Woodstock

Record Review

Woodstock 2 features Jimi Hendrix, Joan Baez, Butterfield Blues Band, Canned Heat, Crosby, Stills, Nash and Young, Jefferson Airplane, Melanie and Mountain.

It's more than just the leftovers from the first album. For a start the is a whole side, over 17 minutes of Hendrix; three tracks from CSN&Y, two from Melanie and Airplane and one from Baez. But is any of it REALLY worth over £4?

The star of this double set is undoubtedly Hendrix, sounding like at least two guitarists as he blazes through "Jam Back at the House", "Izabella" and "Get My Heart Back Together".

Airplane's "Saturday Afternoon Won't You Try" is a bit indifferent and "Eskimo Blue Day" is their best effort.
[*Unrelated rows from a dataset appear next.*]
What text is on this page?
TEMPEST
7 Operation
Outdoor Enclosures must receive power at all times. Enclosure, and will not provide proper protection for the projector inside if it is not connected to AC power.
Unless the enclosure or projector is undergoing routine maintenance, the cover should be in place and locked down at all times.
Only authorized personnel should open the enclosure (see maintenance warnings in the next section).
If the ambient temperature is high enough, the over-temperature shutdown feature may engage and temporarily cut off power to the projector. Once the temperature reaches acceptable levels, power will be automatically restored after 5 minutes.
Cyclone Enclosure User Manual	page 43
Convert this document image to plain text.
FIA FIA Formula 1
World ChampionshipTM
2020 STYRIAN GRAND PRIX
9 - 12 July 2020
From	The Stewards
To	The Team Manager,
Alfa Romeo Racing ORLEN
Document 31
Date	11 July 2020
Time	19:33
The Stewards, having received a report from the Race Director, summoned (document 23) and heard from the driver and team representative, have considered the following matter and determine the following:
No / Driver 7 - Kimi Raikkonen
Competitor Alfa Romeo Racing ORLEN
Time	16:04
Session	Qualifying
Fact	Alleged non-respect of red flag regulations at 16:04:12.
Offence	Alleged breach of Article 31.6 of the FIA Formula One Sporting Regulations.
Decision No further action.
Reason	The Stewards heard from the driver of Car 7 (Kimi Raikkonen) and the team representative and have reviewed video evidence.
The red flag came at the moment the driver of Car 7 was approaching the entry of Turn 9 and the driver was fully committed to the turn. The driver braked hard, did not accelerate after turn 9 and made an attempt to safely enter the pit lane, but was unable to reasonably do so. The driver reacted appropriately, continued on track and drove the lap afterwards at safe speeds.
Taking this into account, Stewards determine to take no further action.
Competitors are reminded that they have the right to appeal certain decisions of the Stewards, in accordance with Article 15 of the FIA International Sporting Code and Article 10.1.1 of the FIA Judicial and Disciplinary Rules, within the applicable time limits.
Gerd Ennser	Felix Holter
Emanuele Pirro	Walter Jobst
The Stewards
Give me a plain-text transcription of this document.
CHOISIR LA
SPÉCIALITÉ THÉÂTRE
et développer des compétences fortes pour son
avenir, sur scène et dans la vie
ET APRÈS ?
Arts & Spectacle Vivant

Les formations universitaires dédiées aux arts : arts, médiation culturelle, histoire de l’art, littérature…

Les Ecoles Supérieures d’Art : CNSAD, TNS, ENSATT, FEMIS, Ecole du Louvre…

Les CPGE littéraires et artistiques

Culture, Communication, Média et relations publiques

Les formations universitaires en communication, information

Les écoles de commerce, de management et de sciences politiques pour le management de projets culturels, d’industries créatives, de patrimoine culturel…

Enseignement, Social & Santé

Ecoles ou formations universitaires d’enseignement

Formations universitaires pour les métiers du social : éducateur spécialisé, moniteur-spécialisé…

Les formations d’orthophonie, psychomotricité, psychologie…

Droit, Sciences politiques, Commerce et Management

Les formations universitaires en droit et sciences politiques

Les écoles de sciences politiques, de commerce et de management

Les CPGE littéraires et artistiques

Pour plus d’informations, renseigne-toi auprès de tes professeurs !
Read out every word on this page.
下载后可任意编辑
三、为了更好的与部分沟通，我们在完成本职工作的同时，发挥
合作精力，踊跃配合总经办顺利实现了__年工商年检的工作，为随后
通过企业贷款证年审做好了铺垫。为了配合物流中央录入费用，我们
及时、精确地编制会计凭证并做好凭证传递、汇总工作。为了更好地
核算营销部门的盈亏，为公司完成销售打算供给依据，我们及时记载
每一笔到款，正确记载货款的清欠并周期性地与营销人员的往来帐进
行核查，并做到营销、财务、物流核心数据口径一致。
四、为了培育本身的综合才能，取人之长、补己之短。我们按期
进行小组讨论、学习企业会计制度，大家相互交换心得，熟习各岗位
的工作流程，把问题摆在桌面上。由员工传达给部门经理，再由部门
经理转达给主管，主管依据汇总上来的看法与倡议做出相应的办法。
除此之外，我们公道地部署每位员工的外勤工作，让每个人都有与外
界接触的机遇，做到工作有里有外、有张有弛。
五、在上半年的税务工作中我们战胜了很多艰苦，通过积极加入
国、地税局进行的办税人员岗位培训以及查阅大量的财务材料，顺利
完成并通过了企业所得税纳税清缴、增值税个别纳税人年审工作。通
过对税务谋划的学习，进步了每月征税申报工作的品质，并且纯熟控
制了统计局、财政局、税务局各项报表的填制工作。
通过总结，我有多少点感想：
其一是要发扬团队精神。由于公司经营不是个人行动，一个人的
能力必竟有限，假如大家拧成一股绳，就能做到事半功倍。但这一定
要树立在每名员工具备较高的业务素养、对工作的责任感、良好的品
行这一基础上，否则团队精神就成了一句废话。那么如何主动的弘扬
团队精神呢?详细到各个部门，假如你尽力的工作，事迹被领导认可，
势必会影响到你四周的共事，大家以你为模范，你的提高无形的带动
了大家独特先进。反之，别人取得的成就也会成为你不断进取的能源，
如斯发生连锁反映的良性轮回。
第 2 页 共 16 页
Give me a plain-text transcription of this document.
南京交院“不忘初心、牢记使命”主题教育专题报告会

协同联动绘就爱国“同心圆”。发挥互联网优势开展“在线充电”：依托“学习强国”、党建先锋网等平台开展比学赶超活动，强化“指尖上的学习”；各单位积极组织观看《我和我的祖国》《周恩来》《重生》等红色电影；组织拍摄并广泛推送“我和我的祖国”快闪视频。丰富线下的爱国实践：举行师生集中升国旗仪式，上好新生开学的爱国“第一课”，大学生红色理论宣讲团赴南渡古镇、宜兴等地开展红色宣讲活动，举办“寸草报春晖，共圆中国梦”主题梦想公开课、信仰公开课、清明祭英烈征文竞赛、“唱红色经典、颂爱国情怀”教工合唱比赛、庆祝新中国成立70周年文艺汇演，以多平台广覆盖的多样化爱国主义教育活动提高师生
Joan Baez sings "Sweet Sir Galahad" beautifully while Melanie, sounding like a female equivalent of an early Dylan, wails through "My Beautiful People" and "Birthday Of The Sun"…….


Video Review

Woodstock: The Lost Performances.

Entertainment Weekly, Feb 14, 1992, by Mark Fleischmann

Three days of peace and music and squalor are a lot to fit into one movie. Among, this collection of performances that didn't make it into Woodstock, the movie, are four that did appear on Woodstock, the two albums: excruciating numbers by Canned Heat and Melanie, the infamous rain chant, plus a worthier reprise from. Crosby, Stills & Nash (too bad they blow the lyrics on Lennon-McCartney's "Blackbird"). The real finds are Joe Cocker's "Let's Go Get Stoned," Arlo Guthrie's whimsical cover of Dylan's "Walkin' Down the Line," in which he seems to have taken Cocker's advice, and Janis Joplin's torrid "Work Me Lord."